De forma general, todos los que intervienen en el debate reflexionan como si Donald Rumsfeld fuera un ministro como cualquier otro que el presidente puede cambiar en vísperas de elecciones para mejorar su imagen. Esto significa olvidar que desempeña un papel fundamental en el sistema de defensa de los Estados Unidos desde 1975 independientemente de las funciones políticas y empresariales que ha desempeñado. Ahora bien, durante estos últimos 30 años, ningún presidente se ha atrevido a desafiar al complejo militar-industrial sobre el que Rumsfeld ejerce un liderazgo incuestionable, y Bush no se lanzará por este camino únicamente para satisfacer los lloriqueos de algunos viejos uniformados.

Aunque la movilización de los generales retirados tenga más de batalla final honorable que de ofensiva victoriosa, los demócratas estadounidenses y sus aliados europeos se unen para impugnar la política llevada a cabo por la administración Bush con respecto a Irán. Fingen creer que hay militares que se rebelan contra el poder civil y se niegan a obedecerlo. Extrañamente, estos virtuosos demócratas brindan su apoyo a lo que erróneamente interpretan como un motín.
El 26 de abril de 2006, el International Herald Tribune, filial europea del New York Times, publicó dos tribunas en las que reclamaba una solución pacífica a la crisis.
El ex asesor de Seguridad nacional del ex presidente Carter, Zbigniew Brzezinski, estima que los Estados Unidos se aislarían en la arena internacional, provocarían una crisis económica mundial y se empantanarían en el Medio Oriente. El autor teme un acto de hubris imperial que pusiera fin a la preponderancia estadounidense. Llama por lo tanto a la negociación con Irán y a una actitud tendiente a disminuir las tensiones.
El mismo día, un colectivo de ex ministros de Relaciones Exteriores (Madeleine Albright, Joschka Fischer, Jozias van Aartsen, Bronislaw Geremek, Hubert Védrine y Lydia Polfer), desarrolla un análisis similar. También ellos piden que Estados Unidos renuncie a un ataque a Irán y negocie directamente con Teherán.
Observemos que la elección del International Herald Tribune, diario difundido fundamentalmente en Europa, es una señal de que los demócratas y sus aliados europeos quieren hacerse oír en la población europea, más que tener un peso en el debate estadounidense.

Para concluir, observemos esta forma de las élites europeas de atraer la polémica a su favor al transformar una querella de poder interna en el complejo militar-industrial en un debate sobre la extensión de la guerra a Irán, lo que muestra el rechazo que les inspira el tener que apoyar una agresión contra este país si tuviera lugar.
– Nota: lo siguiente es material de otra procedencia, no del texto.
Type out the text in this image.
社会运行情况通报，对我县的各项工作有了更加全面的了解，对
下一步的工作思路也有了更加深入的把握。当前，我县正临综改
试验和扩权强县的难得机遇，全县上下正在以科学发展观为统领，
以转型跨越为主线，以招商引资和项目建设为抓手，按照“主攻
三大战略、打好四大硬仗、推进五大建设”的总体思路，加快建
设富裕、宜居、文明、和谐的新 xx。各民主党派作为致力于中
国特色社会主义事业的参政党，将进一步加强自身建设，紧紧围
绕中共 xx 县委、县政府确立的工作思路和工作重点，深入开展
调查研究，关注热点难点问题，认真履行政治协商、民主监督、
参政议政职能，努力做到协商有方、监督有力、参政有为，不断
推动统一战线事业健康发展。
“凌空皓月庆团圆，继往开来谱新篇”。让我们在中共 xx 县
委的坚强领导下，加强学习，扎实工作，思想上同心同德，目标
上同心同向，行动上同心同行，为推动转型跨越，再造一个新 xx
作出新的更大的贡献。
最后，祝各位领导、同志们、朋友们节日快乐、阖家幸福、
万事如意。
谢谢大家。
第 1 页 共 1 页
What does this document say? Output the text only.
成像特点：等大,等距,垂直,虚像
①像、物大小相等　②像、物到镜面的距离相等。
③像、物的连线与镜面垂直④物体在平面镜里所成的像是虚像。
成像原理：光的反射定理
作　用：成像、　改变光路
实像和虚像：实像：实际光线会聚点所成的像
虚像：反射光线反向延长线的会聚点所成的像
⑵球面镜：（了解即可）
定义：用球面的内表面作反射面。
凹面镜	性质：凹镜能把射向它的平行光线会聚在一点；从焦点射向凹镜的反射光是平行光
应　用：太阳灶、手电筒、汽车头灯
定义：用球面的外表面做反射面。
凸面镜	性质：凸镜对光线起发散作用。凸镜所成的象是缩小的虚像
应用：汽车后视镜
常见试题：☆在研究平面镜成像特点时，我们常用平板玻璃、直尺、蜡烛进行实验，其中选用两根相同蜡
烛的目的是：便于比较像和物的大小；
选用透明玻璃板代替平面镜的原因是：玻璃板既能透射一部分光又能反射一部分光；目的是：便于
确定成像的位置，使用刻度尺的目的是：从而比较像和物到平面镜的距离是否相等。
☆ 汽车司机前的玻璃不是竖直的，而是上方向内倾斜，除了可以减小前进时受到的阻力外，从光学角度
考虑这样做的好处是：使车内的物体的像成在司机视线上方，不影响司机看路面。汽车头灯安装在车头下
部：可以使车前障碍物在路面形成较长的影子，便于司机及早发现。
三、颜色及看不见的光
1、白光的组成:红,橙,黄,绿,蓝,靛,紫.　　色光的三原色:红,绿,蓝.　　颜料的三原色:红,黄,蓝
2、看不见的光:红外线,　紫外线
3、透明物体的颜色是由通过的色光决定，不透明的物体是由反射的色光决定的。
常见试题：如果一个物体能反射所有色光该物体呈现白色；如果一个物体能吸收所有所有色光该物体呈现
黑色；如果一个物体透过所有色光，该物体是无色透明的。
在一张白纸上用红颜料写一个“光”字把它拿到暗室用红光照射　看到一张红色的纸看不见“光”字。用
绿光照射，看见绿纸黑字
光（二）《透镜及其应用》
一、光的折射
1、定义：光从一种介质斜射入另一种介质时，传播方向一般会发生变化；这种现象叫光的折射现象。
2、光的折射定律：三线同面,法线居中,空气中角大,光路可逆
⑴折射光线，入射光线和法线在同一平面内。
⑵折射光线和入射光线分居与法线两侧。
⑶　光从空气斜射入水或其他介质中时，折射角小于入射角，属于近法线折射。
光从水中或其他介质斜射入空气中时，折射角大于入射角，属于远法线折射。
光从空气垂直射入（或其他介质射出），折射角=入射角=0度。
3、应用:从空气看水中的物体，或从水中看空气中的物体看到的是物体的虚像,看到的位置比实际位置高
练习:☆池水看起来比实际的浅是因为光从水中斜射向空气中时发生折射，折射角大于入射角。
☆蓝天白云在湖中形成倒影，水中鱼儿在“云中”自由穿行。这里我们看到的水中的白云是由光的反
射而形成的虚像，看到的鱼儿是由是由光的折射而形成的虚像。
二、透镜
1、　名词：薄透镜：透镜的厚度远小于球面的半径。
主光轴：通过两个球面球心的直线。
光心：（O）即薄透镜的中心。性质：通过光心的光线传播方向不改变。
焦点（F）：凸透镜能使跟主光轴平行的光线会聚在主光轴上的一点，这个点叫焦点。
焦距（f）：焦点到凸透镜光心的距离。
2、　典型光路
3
Por el contrario, muestran su incomprensión de los mecanismos de poder en Washington y su falta de interés por las reformas en curso. Entre otras cosas, Rumsfeld ha alterado el equilibrio e impuesto una preponderancia del Departamento de Defensa sobre el Departamento de Estado que podría poner en juego la vocación atlantista de las élites europeas.